The size [math]\displaystyle{ N' }[/math] of [math]\displaystyle{ U' }[/math] satisfies

[math]\displaystyle{ N'=N-2\lceil n_0/2\rceil\ge (2n_0-1)-2\lceil n_0/2\rceil\ge 2\lfloor n_0/2\rfloor-1=2n'-1 }[/math],

and the desired key [math]\displaystyle{ n_0 }[/math] has the relative value [math]\displaystyle{ x'=n_0-\lceil n_0/2\rceil=n' }[/math] in the universe [math]\displaystyle{ U' }[/math].

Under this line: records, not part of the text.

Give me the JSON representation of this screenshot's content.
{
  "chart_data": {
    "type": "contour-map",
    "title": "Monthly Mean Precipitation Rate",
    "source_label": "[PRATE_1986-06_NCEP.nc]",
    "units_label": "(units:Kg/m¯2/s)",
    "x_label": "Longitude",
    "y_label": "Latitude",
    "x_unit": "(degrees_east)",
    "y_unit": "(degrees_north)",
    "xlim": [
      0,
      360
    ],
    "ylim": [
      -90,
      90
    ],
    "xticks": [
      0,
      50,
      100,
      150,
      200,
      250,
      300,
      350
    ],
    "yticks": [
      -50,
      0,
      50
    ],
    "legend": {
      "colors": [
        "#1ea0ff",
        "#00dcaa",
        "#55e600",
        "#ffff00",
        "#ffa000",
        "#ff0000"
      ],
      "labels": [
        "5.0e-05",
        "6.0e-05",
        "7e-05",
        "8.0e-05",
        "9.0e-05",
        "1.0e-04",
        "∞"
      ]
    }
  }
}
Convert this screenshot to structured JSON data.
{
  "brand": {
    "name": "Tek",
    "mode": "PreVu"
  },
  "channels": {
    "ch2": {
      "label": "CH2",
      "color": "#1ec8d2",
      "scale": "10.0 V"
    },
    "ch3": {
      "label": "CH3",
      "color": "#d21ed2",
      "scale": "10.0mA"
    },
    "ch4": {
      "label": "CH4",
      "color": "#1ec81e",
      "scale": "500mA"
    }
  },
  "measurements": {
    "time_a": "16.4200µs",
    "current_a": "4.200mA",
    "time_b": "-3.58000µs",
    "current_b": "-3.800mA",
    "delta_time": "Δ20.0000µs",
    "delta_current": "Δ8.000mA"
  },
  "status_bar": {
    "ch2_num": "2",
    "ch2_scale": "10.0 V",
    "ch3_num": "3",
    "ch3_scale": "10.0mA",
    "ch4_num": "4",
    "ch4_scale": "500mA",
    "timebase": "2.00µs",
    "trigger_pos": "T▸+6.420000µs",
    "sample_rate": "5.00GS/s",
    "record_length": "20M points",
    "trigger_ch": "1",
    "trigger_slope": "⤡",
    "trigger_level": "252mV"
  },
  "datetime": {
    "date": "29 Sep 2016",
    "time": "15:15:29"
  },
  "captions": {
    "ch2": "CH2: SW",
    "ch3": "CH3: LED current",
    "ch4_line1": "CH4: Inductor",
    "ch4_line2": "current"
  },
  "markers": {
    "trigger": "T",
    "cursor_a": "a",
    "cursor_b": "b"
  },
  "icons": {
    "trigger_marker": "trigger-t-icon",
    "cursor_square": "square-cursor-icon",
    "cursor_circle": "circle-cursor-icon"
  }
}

By the induction hypothesis, [math]\displaystyle{ \lceil\log(n'+1)\rceil }[/math] more accesses will be required. Hence the total number of accesses is at least

[math]\displaystyle{ 1+\lceil\log(n'+1)\rceil=1+\lceil\log(\lfloor n_0/2\rfloor+1)\rceil\ge\lceil\log(n_0+1)\rceil }[/math].
[math]\displaystyle{ \square }[/math]

Ramsey-like Theorems

Van der Waerden's Theorem

Theorem (Van der Waerden 1927)
For every choice of positive integers [math]\displaystyle{ r }[/math] and [math]\displaystyle{ t }[/math], there exists an integer [math]\displaystyle{ W(r,t) }[/math] such that for every [math]\displaystyle{ r }[/math]-coloring of [math]\displaystyle{ [n] }[/math] where [math]\displaystyle{ n\ge W(r,t) }[/math], there exists a monochromatic arithmetic progression of length [math]\displaystyle{ t }[/math].

Hales–Jewett Theorem

Theorem (Hales-Jewett 1963)
Let [math]\displaystyle{ A }[/math] be a finte alphabet of [math]\displaystyle{ t }[/math] symbols and let [math]\displaystyle{ r }[/math] be a positive integer. Then there exists an integer [math]\displaystyle{ \mathrm{HJ}(r,t) }[/math] such that for every [math]\displaystyle{ r }[/math]-coloring of the cube [math]\displaystyle{ A^n }[/math] where [math]\displaystyle{ n\ge \mathrm{HJ}(r,t) }[/math], there exists a combinatorial line, which is monochromatic.
Theorem (Hales-Jewett 1963)
Let [math]\displaystyle{ A }[/math] be a finte alphabet of [math]\displaystyle{ t }[/math] symbols and let [math]\displaystyle{ m,r }[/math] be positive integers. Then there exists an integer [math]\displaystyle{ \mathrm{HJ}(m,r,t) }[/math] such that for every [math]\displaystyle{ r }[/math]-coloring of the cube [math]\displaystyle{ A^n }[/math] where [math]\displaystyle{ n\ge \mathrm{HJ}(r,t) }[/math], there exists a combinatorial [math]\displaystyle{ m }[/math]-space, which is monochromatic.